What’s more, untreated dental disease leads to an overload of oral bacteria, which travels through the body and puts a strain on your dog’s kidneys, heart, and liver.
How Much Does It Cost?
A typical dental cleaning without extractions may cost anywhere from $400 to $1200, depending on your veterinarian and where you live. Your local humane society may offer low cost dental services.
It’s expensive, but dental care can lead to a longer life and fewer costly vet bills down the road. If you wait until your dog needs extractions, the cost will skyrocket.
How Often Do Dogs Need Dental Cleaning?
Matilda had her first cleaning at about 4 years old, and recently had her second at 6.5 years. It felt like a good time-frame for us. She had developed moderate tartar even with semi-regular brushing, but didn’t need any other extractions.
Your dog might need a cleaning as often as every 6 months, but might be able to get away with going every 2-3 years.
Is It Really Worth It?
YES. When you brush your dog’s teeth, you remove that sticky, transparent layer of plaque before it turns into tartar. Once your dog has those hardened, yellowish tartar deposits, you’re not going to be able to remove them at home.

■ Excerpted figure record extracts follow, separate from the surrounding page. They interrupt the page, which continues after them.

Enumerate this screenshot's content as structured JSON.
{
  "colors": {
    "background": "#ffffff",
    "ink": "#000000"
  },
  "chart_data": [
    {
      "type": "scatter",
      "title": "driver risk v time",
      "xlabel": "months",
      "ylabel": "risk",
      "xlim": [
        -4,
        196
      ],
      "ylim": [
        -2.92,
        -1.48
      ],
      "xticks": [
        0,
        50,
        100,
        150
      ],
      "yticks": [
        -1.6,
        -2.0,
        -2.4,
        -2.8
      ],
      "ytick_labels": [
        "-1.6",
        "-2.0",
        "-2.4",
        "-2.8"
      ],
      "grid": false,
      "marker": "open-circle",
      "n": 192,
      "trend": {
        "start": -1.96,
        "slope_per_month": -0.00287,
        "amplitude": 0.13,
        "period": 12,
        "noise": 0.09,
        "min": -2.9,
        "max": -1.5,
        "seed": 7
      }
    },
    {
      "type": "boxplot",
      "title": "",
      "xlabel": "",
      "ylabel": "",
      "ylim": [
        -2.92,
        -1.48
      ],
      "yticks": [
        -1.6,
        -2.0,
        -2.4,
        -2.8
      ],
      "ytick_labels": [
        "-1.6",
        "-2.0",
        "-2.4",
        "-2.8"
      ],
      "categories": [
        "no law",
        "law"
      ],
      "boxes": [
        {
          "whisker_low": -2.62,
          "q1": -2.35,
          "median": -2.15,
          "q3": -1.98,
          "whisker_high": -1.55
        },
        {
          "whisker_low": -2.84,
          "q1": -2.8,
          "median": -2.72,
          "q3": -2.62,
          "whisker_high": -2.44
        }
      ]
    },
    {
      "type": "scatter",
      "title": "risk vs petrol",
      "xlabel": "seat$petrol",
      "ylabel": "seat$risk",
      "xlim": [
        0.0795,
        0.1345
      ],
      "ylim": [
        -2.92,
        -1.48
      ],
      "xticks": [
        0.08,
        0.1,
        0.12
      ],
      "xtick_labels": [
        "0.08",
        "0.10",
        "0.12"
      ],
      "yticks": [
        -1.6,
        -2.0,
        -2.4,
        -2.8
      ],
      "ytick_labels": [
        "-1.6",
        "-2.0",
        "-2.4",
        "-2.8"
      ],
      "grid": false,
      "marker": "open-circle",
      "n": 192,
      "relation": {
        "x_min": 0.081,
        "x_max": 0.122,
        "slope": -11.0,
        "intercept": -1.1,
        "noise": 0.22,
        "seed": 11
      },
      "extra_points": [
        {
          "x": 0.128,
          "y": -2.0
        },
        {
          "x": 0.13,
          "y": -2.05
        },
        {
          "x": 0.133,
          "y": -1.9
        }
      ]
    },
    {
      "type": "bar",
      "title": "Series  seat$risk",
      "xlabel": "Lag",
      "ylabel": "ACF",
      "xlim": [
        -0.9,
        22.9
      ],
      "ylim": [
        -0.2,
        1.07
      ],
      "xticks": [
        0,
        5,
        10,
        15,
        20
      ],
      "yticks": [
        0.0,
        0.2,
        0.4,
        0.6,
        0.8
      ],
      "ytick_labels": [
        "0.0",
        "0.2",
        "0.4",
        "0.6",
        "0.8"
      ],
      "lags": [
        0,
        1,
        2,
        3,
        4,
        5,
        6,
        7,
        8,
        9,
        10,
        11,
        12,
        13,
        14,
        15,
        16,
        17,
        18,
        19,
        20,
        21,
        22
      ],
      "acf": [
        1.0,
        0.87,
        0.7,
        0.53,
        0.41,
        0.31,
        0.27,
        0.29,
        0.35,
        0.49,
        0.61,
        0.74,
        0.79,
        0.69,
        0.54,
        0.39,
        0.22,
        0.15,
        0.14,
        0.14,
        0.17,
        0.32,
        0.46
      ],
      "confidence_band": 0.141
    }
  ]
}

If you have trouble affording a dental, do your best to care for your dog’s teeth while you save up, look to your local rescue or humane society to see if there are any low-cost dental options available to you, and monitor your dog’s teeth for rotting, wobbling, bleeding, and odor.
Matilda’s teeth are completely white and tartar-free. It’s hard to believe there were clean, healthy teeth under all of that yellow tartar.